08-16-2011 08:48 AM
I have a datastep with the following structure:
- Merge two large files (with a single BY variable)
- Do some datastep calculations
- Write out another datafile
This is running on SAS 9.2 on a Win2008 x64 server. When it runs, one of the 32 cores on the server is at 100% CPU, with the others unused - so presume it could benefit from parallelisation.
Is there an easy way to do this in SAS? I've seen some mention of proc sql exploiting multiple threads internally, so could I use this? Or has anyone written macro code to do the splitting and joining required?
08-16-2011 09:29 AM
I've never tried it, but you might find the concepts included in the following paper helpful in your attempt:
08-16-2011 06:46 PM
You can parallelise tasks by splitting data logically and process it in separate SAS server sessions, then combine the results afterwards. Check the SAS documentation for asynchronous processing using SAS/CONNECT or other posts on this topic. Also consider other performance enhancing techniques like data compression, indexing, tuning i/o buffers etc.
08-17-2011 05:36 PM
The SPDE library engine works very well for this. As long as the I/O subsystem on the machine is sufficient enough to support it. The SPDE engine also provides a number of other benefits, like being able to split data sets over multiple I/O channels and disks, I utilize the engine for extremely large data. Tables in the trillions of rows for example. Here are some metrics from a job I ran just the other day:
I extract a table from Oracle Data Warehouse. The data is column dimensioned. 12.3T rows and 4 columns.
Extract in 8 threads to single dataset using dbslice... 2 hours
Proc sort entire set by primary and secondary key... 5 hours
Datastep to transpose data using by group processing and arrays... 9 hours
The resulting dataset in a row dimensioned SAS table with 200M rows and 5500 columns.

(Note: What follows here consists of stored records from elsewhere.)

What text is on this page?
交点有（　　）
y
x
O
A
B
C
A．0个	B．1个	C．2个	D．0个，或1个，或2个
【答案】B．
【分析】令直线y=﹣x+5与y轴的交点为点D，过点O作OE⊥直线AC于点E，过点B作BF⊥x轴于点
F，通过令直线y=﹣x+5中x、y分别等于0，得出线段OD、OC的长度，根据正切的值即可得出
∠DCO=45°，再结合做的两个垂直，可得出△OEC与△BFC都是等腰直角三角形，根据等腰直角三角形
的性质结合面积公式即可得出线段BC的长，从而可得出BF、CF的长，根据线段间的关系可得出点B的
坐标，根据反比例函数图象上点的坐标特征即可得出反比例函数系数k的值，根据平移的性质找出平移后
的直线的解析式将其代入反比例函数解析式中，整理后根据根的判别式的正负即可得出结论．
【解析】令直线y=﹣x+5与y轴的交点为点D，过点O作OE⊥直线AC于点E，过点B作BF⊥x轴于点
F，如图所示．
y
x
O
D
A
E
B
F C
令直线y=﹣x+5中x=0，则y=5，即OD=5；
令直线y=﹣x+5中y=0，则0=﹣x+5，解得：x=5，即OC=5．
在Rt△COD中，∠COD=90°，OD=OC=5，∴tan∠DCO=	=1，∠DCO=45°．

Without utilizing the SPDE library engine these processes took so long that they were basically deemed useless... Most significantly the final transpose step took more that 3 full days to run.
The machine used to create the above numbers is a 64bit Linux, 8 cores, 42 GB ram, storage is a 24 disk DAS with two 12 disk raid 5 groups that are then in a raid 0 configuration. SPDE engine is using 8 data store points and 24 max threads.
In short, I LOVE the SPDE library engine! it is an incredibly useful tool for big data.
Other methods for data step multithreading is to split the data into logical groups as others said and utilizing the MP-CONNECT tools (available if you have SAS/CONNECT license) then run multiple asyn steps. I personally prefer the simplicity the use of the SPDE engine allows for comparatively.
08-17-2011 09:21 PM
The SPDE library engine is a included feature as part of you base license, which is quite nice. It is somewhat of an introductory product to the SPDS product.
08-17-2011 02:11 AM
Thanks for the suggestions. I hadn't seen the 2010 paper - it is looking close to what I want. Shame this feature isn't inbuilt into the SAS datastep code.
The 2010 paper suggests putting the 'normal' datastep code into a separate file so it can be read by multiple SAS processes. It would be neater if this code were in a macro in the main program (like the the SAS bootstrap macros) - that way I could also use global macro variables and macros within the data step. To do this, I guess I would need to pass the global macro environment of the main process (eg defined macros and global macro variables) to the spawned processes. Is this possible in SAS?
08-17-2011 05:45 PM
Yes. Check out the %SYSRPUT and %SYSLPUT macro statements. Be careful with the use of macros between main and spawned processes as they have to be submitted in all processes to be available. I still think %include is a cleaner proposition, but that may depend on the the complexity of your processing.
08-18-2011 05:38 AM
as you say "I guess I would need to pass the global macro environment of the main process (eg defined macros and global macro variables) to the spawned processes"
It is just a matter of passing one parameter to each subtask, to indentify what segment that subtask needs to do +
plus making the macro pool addressible by all subtasks - or having duplicates of the macro pool privately available to each separate subtask.
The single parameter serves multiple purposes:
the subtask "task-id",
the subsetting value for a where clause,
and/or, a subscript on the name of the input and output data sets.
All other parameters like "global macro variables" will be common to all, so can be a part of that "macro pool"
Keeping the parameter list "singular" seems best.